Friday, July 20, 2018

No, this isn't the 74th sequel

Part of my last batch of DVD and Blu-ray purchases at Amazon was a four-disc set of the Airport movies. I'd already seen the first of the Airport movies, so last night I popped in the disc of the second, Airport '75 (which actually premiered in theaters in October 1974).

The movie starts off with a lengthy list of stars in the opening credits, some near the top of their career, some who were old enough to retire if they had wanted to, and a few names who became famous later. As for the actual action of the movie, flight attendant Nancy (Karen Black) meeting her boyfriend, pilot instructor Alan (Charlton Heston), at Dulles International Airport just outside Washington DC. Nancy apparently has some Big Issue she wants to discuss with Alan, but he has to get the next plane out to LAX in Los Angeles while Nancy is on the red-eye several hours later.

This being a disaster movie, we then get to see the famous names you should already be watching out for if you paid close attention to the opening credits. In no particular order, there's Mrs. Patroni (Susan Clark), wife of George Kennedy's character from the first Airport movie, a role Kennedy reprises here. There's older nun Martha Scott traveling with more modern nun Helen Reddy(!); little old lady Myrna Loy getting harassed at the airport bar by Jerry Stiller, Norman Fell, and Conrad Janis; Sid Caesar is a bit-part actor who hits on Loy during the flight; and Linda Blair as a kidney transplant patient traveling with her mother (Nancy Olson). Oh, and there's Gloria Swanson playing herself. As for the crew, Efrem Zimbalist Jr. is the pilot, Roy Thinnes the co-pilot, and a young Erik Estrada(!) the navigator.

Now for the disaster. There's thunderstorms and fog all up and west coast meaning that our jet is going to have to land in Salt Lake City while the weather clears. Meanwhile, traveling in a small plane from Albuquerque to his home in Boise is Dana Andrews, who's actually a veteran of air disaster movies, having made Zero Hour! and The Crowded Sky many years earlier. He's desperate to get home because he's got a huge business deal to conclude in Boise the next day, one that's going to fall through if he doesn't get home. He's never going to get home. He suffers a hilariously overacted heart attack, causing him to lose control of his plane and crash into the cockpit of the 747. That crash sucks out Thinnes and Estrada, and leaves Zimbalist with cuts that because of the bleeding, temporarily blind him. Poor Karen Black is going to have to land the plane with help from her boyfriend telling her over the radio what to do. And when that doesn't work, they're going to have to rappel a pilot through that hole into the cockpit to land the plane himself!

To be honest, I find Airport '75 to be a difficult film to give any sort of a grade to.
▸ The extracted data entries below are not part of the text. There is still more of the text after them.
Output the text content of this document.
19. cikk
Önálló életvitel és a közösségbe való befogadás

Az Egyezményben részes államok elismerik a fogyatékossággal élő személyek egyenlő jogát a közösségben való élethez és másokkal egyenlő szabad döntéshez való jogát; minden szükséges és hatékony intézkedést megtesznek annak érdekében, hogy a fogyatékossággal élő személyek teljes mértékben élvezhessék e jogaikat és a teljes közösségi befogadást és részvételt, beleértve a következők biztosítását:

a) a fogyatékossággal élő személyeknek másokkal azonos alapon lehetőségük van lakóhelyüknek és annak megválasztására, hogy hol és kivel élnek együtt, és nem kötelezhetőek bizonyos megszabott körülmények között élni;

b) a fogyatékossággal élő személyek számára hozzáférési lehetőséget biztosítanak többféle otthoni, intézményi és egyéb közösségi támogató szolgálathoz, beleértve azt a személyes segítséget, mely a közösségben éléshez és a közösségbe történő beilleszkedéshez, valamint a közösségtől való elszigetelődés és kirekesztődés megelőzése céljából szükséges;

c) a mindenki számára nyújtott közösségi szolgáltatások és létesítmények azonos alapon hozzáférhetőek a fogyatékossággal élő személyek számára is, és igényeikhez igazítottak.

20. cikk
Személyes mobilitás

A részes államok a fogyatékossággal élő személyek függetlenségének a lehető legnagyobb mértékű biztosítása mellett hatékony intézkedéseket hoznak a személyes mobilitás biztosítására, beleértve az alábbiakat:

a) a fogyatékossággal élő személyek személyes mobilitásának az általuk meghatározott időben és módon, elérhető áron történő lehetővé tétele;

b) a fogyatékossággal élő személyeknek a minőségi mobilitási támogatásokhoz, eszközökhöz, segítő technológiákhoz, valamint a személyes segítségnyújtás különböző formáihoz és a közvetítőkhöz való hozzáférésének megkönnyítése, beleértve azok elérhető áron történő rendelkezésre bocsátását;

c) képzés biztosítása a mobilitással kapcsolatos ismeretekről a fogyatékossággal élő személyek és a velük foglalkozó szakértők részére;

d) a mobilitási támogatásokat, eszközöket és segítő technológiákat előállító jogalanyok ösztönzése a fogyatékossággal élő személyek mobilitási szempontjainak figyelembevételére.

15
The plot strains credulity to the point that I found myself laughing at the idiocy of it. Most of the characters' story lines don't get any fleshing out because there are just way too many of them. And the characters are pretty much archetypes from all the all-star disaster movies that had preceded it.

Yet I found Airport '75 immensely entertaining. A lot of the characters get terrible dialog, but it's hilariously funny, and not even in a "so bad it's good" way. I suppose Dana Andrews' heart attack isn't dialogue, but that's one good example. The elder nun's distaste of Gloria Swanson, along with Swanson's constant name-dropping about old Hollywood, are another. And then there's Helen Reddy's having to sing an awful song about how you are your own best friend to Linda Blair. Myrna Loy by comparison doesn't acquit herself any worse than her character in From the Terrace, with the exception that this one likes to drink boilermakers, only she doesn't call it that.

Airport '75 may not be as good as the original Airport, but it's a hell of a lot better than things like The Swarm or Beyond the Poseidon Adventure.